One hallmark of these attacks, they will be concentrated in countries deemed to be enemies. If Russia is taking the lead, one would not, for example, expect an attack in a friendly country like Italy or Cyprus. However, to throw pursuers off the scent, the attackers might provide a feint by also including a company in their own territory. The June 2017 Petya/NotPetya malware attack infected commercial networks, including those of U.S. based pharma Merck, the Danish Maersk shipping company and Rosneft in Russia, although by far the largest disruption was to banks and infrastructure in Ukraine, which appears to have been the principal target of the attack.

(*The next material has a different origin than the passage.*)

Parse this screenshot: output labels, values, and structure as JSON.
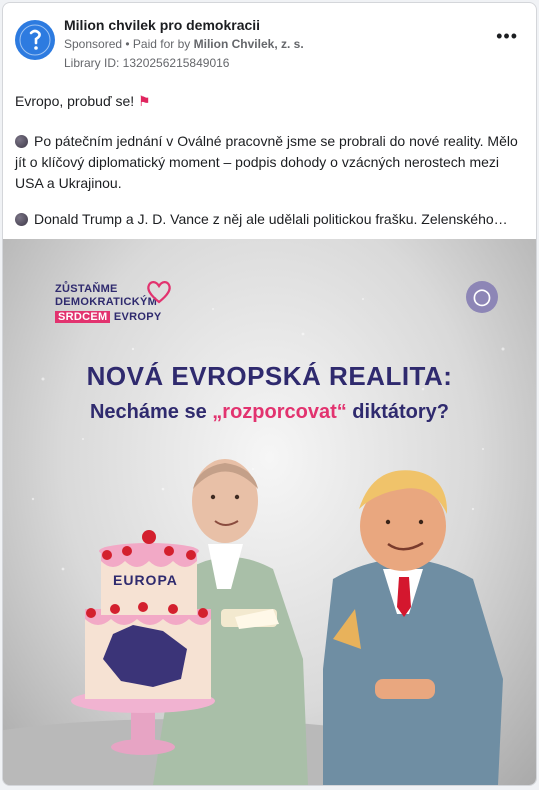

All the while we know the security services are busy exploiting the vulnerabilities they have identified in core software products, which they use to gain entry into the computing systems of foreign powers. In this game of cat and mouse, nothing is quite what it seems and there will not be clean boundaries between the categories. A state-sponsored attack on bank transfers from the central bank in Bangladesh, undertaken by North Korean operatives, was intended to steal money, and to undermine the safety of the international interbank system.
It is only these state-sponsored attacks that are likely to have the finances and motivation to cause catastrophic losses involving physical damage. But there is also the deterrent, that no state would want to be caught committing such an attack.
Should insurers be covering the potential damage and consequences of state-sponsored attacks? After the loss of the Twin Towers, insurers applied a universal terrorism exclusion on all commercial policies. The same “following day exclusions” would be applied following a US$35 billion insured loss physical damage cyberattack. The FBI would be tasked with declaring an attack as “state-sponsored”, and the government would be forced to offer some alternative financial backstop to continue the cover. But until it happens, in principle at least, insurers will remain on the hook.
We have moved from the old Cold War (played out through proxy conflicts in secondary countries) to the new Cold War (played out through proxy conflicts in cyberspace).
So, what is my proposal? It is now time to call-out the specific crime in our naming conventions, to which we can then append “cyber”: viz cyber-robbery, cyber-ransom, cyber blackmail, cyber-vandalism, cyber sabotage, cyber warfare. And to look at the actors involved — is it individuals or organized groups, is it state-sponsored? Only through understanding the motivations will we be able to manage the risk.